In December 2025, IBM agreed to acquire Confluent Inc. for $11 billion at $31 per share, a 34% premium, to build a smart data platform. The deal, expected to close mid-2026 pending a February 12 shareholder vote with 62% support pledged, adds real-time streaming capabilities to feed AI models. “It is the glue that brings together IBM’s portfolio,” Kavanaugh said of Confluent, per Wall Street Journal.

Confluent will expand IBM’s total addressable market by over $100 billion, integrating with Red Hat OpenShift and watsonx for end-to-end data processing. The acquisition follows the $6.4 billion HashiCorp purchase in 2024, bolstering software for AI infrastructure. IBM expects $600 million in dilution next year from stock compensation and interest, but accretive to adjusted EBITDA in the first full year post-close.

CEO Krishna emphasized synergies: “Our announced acquisition of Confluent is another pillar in this strategy, helping unify our hybrid cloud and automation solutions through a smart data platform,” as noted in CRN. Productivity savings reached $4.5 billion run-rate by year-end, funding such bets.

Segment Deep Dive Reveals AI-Driven Momentum

Software’s double-digit growth underscores IBM’s transition, now 45% of revenue versus 25% in 2018. Red Hat decelerated to 8% due to federal delays and consumption normalization, but automation and data segments offset this. Hybrid cloud rose 10%, though impacted by a U.S. government shutdown, per Reuters.

Infrastructure’s z17 mainframes outpaced z16, supporting mission-critical AI in regulated sectors. Consulting’s generative AI backlog tops $10.5 billion, with growth resuming as clients gain confidence. “While we’re still operating in a dynamic environment, we see pretty good green shoots about growth factors,” Kavanaugh added.

Full-year software grew 11%, infrastructure 12%, consulting 2%. Gross margins expanded to 58.2% GAAP, 59.5% non-GAAP, reflecting favorable mix and productivity.

Outlook Balances Growth and Headwinds

IBM enters 2026 with momentum, projecting midyear Confluent close boosting software to 10% growth. Infrastructure may see low-single-digit decline from cycle dynamics, offset by consulting acceleration. Higher taxes, CapEx, and interest pose free cash flow challenges, but operating leverage should deliver.

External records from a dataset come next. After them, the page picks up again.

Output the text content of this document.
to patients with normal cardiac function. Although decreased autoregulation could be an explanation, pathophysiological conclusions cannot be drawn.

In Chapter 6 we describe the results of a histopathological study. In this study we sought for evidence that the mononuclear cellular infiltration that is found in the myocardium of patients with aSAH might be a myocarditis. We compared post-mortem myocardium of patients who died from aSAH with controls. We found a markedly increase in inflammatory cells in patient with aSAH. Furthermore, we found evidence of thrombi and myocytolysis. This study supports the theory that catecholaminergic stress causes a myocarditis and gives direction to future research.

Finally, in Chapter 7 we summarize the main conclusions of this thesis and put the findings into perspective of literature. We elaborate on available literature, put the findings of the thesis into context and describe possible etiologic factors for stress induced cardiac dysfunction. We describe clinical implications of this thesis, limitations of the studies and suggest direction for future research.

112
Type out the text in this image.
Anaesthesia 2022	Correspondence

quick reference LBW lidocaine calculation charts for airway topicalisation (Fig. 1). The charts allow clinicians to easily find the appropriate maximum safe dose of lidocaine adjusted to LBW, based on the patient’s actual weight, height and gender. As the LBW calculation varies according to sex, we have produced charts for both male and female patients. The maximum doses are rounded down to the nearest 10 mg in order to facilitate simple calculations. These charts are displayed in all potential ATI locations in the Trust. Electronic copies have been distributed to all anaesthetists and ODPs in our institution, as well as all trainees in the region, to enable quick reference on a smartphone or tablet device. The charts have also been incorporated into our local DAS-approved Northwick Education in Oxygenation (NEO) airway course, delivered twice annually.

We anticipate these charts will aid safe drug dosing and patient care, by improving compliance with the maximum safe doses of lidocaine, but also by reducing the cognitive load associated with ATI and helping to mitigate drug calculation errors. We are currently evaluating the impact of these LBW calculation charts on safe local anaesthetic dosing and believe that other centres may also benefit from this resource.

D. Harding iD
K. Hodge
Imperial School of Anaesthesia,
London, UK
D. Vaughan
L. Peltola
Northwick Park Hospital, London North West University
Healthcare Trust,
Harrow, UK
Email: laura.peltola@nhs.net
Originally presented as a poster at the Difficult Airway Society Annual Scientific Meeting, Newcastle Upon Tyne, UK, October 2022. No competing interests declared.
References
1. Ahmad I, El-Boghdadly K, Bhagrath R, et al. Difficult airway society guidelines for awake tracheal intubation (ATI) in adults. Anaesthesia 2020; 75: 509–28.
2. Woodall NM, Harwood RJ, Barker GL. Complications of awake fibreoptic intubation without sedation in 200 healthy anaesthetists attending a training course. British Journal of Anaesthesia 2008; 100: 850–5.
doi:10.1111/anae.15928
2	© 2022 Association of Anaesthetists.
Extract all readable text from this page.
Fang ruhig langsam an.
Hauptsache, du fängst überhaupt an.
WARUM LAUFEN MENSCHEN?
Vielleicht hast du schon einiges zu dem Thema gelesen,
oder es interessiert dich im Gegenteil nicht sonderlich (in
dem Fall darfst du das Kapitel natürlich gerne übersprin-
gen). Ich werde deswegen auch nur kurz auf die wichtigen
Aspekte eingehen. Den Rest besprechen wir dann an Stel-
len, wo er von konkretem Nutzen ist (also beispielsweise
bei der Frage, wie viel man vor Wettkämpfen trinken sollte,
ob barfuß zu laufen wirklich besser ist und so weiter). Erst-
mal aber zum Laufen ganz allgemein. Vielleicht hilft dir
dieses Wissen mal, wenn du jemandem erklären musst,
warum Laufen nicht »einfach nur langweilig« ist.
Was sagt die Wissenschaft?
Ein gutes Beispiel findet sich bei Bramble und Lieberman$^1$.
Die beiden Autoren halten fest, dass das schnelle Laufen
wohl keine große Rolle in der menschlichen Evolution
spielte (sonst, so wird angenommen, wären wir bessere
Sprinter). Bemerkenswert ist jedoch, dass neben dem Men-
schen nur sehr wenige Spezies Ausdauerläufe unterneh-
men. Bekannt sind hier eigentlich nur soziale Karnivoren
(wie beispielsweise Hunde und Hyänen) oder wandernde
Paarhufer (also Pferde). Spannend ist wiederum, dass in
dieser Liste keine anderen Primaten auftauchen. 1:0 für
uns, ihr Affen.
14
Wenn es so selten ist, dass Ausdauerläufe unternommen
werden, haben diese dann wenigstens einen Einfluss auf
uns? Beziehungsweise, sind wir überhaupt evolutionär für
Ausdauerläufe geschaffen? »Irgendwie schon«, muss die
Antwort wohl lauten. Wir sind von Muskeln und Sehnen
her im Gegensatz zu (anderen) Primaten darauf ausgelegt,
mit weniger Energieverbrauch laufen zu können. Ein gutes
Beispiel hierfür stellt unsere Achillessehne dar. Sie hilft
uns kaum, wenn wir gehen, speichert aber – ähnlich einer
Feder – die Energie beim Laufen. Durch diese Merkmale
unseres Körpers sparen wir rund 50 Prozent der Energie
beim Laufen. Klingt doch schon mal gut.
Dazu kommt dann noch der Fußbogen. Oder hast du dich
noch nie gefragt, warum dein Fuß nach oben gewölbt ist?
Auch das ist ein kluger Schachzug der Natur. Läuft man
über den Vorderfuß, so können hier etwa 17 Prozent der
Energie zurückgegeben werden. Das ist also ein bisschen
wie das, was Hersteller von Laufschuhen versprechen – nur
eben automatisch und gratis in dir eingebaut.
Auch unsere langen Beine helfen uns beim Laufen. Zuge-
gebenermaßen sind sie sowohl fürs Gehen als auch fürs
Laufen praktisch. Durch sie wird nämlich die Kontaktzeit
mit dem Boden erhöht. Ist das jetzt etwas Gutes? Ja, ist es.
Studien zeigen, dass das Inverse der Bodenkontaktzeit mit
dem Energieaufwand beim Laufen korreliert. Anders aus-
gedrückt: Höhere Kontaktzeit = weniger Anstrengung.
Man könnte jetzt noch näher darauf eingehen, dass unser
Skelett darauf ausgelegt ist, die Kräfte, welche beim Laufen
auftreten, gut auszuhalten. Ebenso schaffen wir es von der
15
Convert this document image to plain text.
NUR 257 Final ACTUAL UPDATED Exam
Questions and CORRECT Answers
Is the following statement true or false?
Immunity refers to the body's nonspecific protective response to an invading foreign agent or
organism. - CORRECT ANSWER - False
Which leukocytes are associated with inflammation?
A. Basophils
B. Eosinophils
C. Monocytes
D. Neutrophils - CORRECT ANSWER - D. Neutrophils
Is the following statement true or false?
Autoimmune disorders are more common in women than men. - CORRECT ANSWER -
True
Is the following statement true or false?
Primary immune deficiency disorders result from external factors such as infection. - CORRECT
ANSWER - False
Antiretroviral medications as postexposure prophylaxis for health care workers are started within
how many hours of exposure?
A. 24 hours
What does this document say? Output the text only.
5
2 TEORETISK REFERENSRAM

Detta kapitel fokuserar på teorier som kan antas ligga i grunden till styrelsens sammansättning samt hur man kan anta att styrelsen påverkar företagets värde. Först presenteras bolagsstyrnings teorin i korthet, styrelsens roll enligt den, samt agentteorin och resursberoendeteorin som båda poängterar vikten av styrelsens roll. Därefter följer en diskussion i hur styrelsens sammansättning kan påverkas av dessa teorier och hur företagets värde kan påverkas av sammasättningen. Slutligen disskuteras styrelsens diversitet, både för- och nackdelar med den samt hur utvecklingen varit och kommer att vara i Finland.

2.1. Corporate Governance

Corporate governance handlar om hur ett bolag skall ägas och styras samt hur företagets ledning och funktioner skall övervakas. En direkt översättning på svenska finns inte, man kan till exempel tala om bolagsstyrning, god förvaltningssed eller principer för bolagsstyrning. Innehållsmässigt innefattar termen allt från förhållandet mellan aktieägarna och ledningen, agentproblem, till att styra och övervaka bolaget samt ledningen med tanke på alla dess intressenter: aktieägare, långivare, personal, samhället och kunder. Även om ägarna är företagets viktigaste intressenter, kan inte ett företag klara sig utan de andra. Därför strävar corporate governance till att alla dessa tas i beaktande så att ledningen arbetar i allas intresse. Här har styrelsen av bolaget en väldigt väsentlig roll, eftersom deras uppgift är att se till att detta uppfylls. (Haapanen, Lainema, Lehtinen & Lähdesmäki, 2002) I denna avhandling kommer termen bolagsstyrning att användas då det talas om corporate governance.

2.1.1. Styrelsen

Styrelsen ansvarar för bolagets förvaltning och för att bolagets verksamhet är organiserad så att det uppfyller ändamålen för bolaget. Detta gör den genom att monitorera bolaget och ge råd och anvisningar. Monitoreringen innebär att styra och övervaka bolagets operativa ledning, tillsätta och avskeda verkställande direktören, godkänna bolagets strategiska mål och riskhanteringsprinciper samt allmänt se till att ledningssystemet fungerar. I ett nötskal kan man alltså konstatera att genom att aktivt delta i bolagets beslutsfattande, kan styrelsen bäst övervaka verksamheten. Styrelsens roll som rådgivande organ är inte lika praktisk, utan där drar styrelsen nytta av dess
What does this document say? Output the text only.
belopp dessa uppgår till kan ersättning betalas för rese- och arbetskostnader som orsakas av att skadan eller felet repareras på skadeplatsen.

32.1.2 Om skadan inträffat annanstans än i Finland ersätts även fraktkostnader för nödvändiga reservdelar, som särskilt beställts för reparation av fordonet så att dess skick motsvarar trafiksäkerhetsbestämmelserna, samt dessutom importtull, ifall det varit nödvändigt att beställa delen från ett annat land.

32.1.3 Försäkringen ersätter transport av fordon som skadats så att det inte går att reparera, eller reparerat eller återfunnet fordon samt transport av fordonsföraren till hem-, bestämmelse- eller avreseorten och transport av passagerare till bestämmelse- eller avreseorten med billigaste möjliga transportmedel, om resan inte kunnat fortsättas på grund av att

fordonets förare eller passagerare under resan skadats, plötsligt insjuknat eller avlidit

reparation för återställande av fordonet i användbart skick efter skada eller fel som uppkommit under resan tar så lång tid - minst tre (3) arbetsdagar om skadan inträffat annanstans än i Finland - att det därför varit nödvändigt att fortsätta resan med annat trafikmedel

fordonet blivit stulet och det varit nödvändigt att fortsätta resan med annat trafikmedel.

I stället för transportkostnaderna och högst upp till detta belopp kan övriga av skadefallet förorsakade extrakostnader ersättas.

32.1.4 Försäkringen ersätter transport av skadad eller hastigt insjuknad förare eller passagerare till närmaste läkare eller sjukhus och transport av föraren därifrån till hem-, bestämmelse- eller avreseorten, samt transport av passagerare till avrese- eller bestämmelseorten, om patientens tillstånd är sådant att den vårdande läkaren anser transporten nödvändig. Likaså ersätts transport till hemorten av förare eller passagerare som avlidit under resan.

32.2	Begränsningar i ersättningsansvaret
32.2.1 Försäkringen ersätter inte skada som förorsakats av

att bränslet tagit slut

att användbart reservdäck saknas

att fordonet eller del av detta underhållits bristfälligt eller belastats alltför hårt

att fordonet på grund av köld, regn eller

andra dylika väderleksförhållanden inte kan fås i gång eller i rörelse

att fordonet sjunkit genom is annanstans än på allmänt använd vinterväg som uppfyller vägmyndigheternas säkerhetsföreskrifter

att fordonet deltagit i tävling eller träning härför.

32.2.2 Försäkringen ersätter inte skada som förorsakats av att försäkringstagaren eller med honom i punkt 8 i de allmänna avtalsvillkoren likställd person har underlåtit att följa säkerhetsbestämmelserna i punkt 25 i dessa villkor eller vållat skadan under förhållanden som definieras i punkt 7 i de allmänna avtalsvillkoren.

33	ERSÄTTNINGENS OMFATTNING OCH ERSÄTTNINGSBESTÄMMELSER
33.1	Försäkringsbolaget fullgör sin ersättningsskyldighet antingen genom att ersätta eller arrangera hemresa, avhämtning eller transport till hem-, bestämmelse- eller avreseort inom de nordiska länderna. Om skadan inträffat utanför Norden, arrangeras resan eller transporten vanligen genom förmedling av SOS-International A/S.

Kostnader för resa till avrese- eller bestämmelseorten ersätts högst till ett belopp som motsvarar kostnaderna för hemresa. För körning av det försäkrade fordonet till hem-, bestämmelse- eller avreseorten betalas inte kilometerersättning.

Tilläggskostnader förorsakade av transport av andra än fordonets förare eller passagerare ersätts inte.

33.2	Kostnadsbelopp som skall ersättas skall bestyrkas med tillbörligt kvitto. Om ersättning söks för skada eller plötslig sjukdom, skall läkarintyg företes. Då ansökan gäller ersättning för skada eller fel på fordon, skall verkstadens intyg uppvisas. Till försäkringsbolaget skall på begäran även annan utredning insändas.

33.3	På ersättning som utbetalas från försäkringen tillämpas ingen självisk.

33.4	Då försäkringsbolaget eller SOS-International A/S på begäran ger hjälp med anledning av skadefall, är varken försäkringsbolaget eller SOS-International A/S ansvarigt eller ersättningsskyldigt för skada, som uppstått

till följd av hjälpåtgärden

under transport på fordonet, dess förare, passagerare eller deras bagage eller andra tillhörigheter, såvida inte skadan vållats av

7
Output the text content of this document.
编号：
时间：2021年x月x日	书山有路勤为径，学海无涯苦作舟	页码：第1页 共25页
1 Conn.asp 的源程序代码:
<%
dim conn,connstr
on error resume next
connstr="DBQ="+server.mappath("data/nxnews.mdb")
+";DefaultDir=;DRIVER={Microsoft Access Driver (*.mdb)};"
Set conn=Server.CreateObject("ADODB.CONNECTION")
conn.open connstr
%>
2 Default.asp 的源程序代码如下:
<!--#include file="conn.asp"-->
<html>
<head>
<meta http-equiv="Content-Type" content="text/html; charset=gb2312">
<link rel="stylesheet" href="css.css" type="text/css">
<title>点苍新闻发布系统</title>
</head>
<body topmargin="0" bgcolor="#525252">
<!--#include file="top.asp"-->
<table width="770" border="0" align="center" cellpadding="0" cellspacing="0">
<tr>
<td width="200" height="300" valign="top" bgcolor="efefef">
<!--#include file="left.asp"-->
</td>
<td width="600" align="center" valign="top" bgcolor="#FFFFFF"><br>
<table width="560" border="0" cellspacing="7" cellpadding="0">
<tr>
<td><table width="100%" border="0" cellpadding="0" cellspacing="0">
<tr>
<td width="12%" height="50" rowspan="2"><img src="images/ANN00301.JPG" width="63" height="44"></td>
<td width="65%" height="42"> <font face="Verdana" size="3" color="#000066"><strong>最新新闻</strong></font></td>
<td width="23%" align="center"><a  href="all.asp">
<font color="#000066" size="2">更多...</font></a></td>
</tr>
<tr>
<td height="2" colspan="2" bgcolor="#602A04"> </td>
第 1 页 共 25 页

Quantum computing advances, with a large-scale system targeted for 2029, differentiate long-term. Krishna reaffirmed progress during the call, per CNBC. On X, sentiment echoed bullishness, with posts highlighting the AI pivot and stock surge.

The earnings cap a year of execution, positioning IBM as a software-led AI powerhouse amid enterprise scaling. Wall Street’s 4.6% growth forecast looks conservative against management’s outlook.